What I Am Reading: "Osama Van Halen" by Michael Muhammad Knight
This book was a little different from its predecessor. It was much more gonzo and postmodern: a story about the continuing adventures of two of the characters from the first book, blended with the process of Michael Muhammad Knight, both as himself and as a character in the book, dealing with his post-Taqwacores prominence. And, unfortunately, it was not about Rabeya, but was instead about the least-interesting character, Amazing Ayyub.

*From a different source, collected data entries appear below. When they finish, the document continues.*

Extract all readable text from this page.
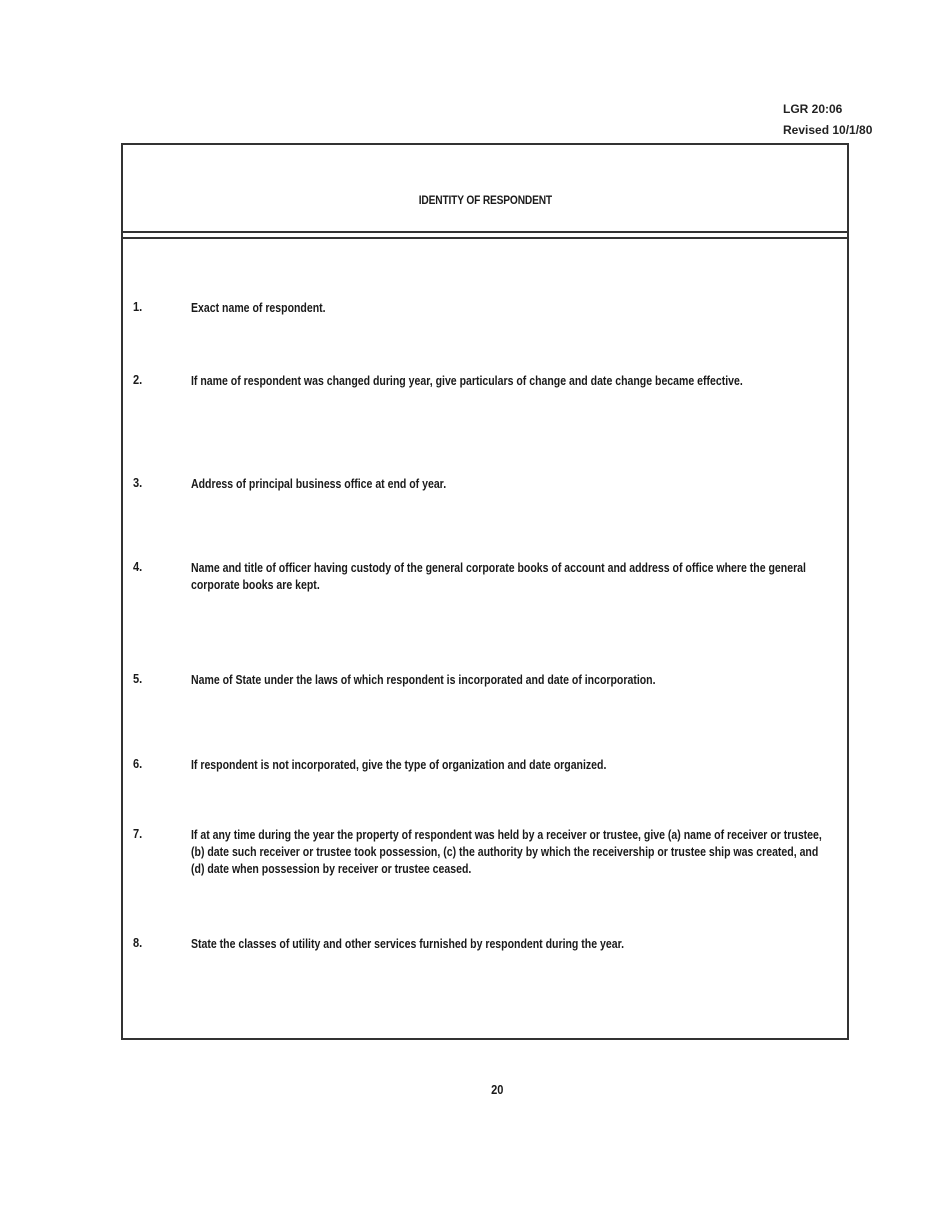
LGR 20:06
Revised 10/1/80
IDENTITY OF RESPONDENT
1.	Exact name of respondent.
2.	If name of respondent was changed during year, give particulars of change and date change became effective.
3.	Address of principal business office at end of year.
4.	Name and title of officer having custody of the general corporate books of account and address of office where the general corporate books are kept.
5.	Name of State under the laws of which respondent is incorporated and date of incorporation.
6.	If respondent is not incorporated, give the type of organization and date organized.
7.	If at any time during the year the property of respondent was held by a receiver or trustee, give (a) name of receiver or trustee, (b) date such receiver or trustee took possession, (c) the authority by which the receivership or trustee ship was created, and (d) date when possession by receiver or trustee ceased.
8.	State the classes of utility and other services furnished by respondent during the year.
20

Ayyub was the most feral of the characters in the previous book, lying around shirtless and living only to party. In this book, he is on a mission from Allah to assassinate a pop-punk taqwacore band, Shah 79. He makes his way from the West Coast to Buffalo in order to do so, having all kinds of wacky hijinks and hyperreal situations involving zombies and psychobilly jinns. Rabeya, meanwhile, makes a brief appearance at the beginning and at the end. She plays an important role (see below), but I was hoping for more of a focus on her. She is the best character in the first book, with her constant feminist asides, her crossing out of Qur’an verses (such as about wife-beating) that she doesn’t need, and suggestion that the narrator try wearing a burqa. Admittedly, in her early appearance she does get to kidnap Matt Damon and hold him hostage for more sympathetic portrayals of Muslims in the media. So that’s something, at least.
Ayyub’s quest is interspersed with Knight’s reflections on the reaction to his book, as young American Muslims form their own Taqwacore scenes (and are then incorporated as characters in the book). He also encounters criticism from feminists, which he embraces by having Rabeya show up again at the end of the book and decapitating him for being “another phallocentric orientalist.” It is clear that he is using this writing to work out some of his identity issues, taking criticism from both his characters and apparently from real people he recounts his encounters with. Mainstream, assimilationist American Islam also comes in for criticism from him and his characters, as do overintellectualizing sympathetic liberals (I resemble that remark). Overall, it is an interesting follow-up, but perhaps more self-indulgent and less coherent than its predecessor.